# Help! iTunes will not start up and I am hopeless at understanding these things...



## delinquent_kitty (Aug 26, 2007)

I have a problem with starting up iTunes. I first double clicked on the icon on my desktop and then it comes out with an error message, "iTunes has encountered a problem and needs to close." When I click on the error report it says, "AppName: itunes.exe AppVer: 7.3.2.6 ModName: unknown
ModVer: 0.0.0.0 Offset: 10001040"

I have no idea what it means but I tried restarting my computer which didn't work; as well as reinstalling, which also didn't work. Then I went here and found the troubleshooting start up instructions. I opened up Quicktime on the Control Panel, clicked "Audio" and a red error message came up saying, "Buffer overrun detected!" Programme: C:\WINDOWS\system32\rundll32.exe, A buffer overrun has been detected which has corrupted the programme's internal state. The programme cannot safely continue execution and must now be terminated."
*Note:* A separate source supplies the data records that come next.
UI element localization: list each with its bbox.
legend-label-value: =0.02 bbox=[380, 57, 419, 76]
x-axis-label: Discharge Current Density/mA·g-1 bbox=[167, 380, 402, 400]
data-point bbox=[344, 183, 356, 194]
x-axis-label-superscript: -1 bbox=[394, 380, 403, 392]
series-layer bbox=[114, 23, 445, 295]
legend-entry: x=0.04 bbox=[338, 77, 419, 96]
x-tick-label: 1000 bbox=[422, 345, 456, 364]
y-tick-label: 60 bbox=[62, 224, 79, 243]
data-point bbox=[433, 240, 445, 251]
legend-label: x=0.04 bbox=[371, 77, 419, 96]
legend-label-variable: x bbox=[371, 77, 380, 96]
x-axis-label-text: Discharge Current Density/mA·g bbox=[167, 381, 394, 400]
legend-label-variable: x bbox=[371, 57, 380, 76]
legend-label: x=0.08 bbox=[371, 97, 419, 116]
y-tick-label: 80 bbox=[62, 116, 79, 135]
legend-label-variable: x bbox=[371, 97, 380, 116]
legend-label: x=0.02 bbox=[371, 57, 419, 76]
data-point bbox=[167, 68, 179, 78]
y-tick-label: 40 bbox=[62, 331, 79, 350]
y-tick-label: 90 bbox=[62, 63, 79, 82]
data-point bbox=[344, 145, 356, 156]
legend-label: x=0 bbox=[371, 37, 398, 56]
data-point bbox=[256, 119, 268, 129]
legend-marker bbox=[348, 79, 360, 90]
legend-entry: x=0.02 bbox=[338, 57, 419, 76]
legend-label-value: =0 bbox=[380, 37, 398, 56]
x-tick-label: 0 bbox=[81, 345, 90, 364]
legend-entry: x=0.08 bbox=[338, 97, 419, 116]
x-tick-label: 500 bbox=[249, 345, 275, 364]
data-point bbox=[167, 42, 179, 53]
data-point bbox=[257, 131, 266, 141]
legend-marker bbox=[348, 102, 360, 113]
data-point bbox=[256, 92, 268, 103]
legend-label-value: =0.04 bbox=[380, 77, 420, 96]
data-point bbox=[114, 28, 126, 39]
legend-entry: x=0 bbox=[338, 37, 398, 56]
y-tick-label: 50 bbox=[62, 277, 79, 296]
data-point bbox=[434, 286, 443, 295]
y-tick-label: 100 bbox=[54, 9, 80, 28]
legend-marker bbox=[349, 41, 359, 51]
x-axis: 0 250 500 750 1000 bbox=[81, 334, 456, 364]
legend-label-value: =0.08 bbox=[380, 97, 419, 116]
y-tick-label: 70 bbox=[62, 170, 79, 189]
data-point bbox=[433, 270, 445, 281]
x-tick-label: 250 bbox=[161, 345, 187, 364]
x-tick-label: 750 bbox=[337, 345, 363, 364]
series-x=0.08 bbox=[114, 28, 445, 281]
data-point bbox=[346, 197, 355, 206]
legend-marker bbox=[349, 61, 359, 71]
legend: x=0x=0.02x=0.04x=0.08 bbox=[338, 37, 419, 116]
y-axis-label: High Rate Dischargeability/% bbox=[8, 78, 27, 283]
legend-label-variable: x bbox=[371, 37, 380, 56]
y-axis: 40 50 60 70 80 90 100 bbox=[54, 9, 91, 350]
I have no idea what it means but I sense that something isn't right. Can someone please help me?


----------



## RawkStar (Aug 26, 2007)

I've seen this issue before, there was a problem with the most recent version of iTunes.
If you go threw their archives and download a previous version of the installation and install that it should work ok.


----------



## Lighty (Aug 23, 2007)

Hello, Im having a simular problem and I would like to download a previous version of iTunes but I cannot seem to find it. Can someone link me to the direct location or atleast to a download site that has it? ^^; Thanks


----------



## RawkStar (Aug 26, 2007)

http://www.oldversion.com/download.php?idlong=7840a80445ad6cbce3f94a5214633889

iTunes v6.0.5


----------



## Lighty (Aug 23, 2007)

Thanks again, very much.


----------



## RawkStar (Aug 26, 2007)

did that older version of iTunes work for you?


----------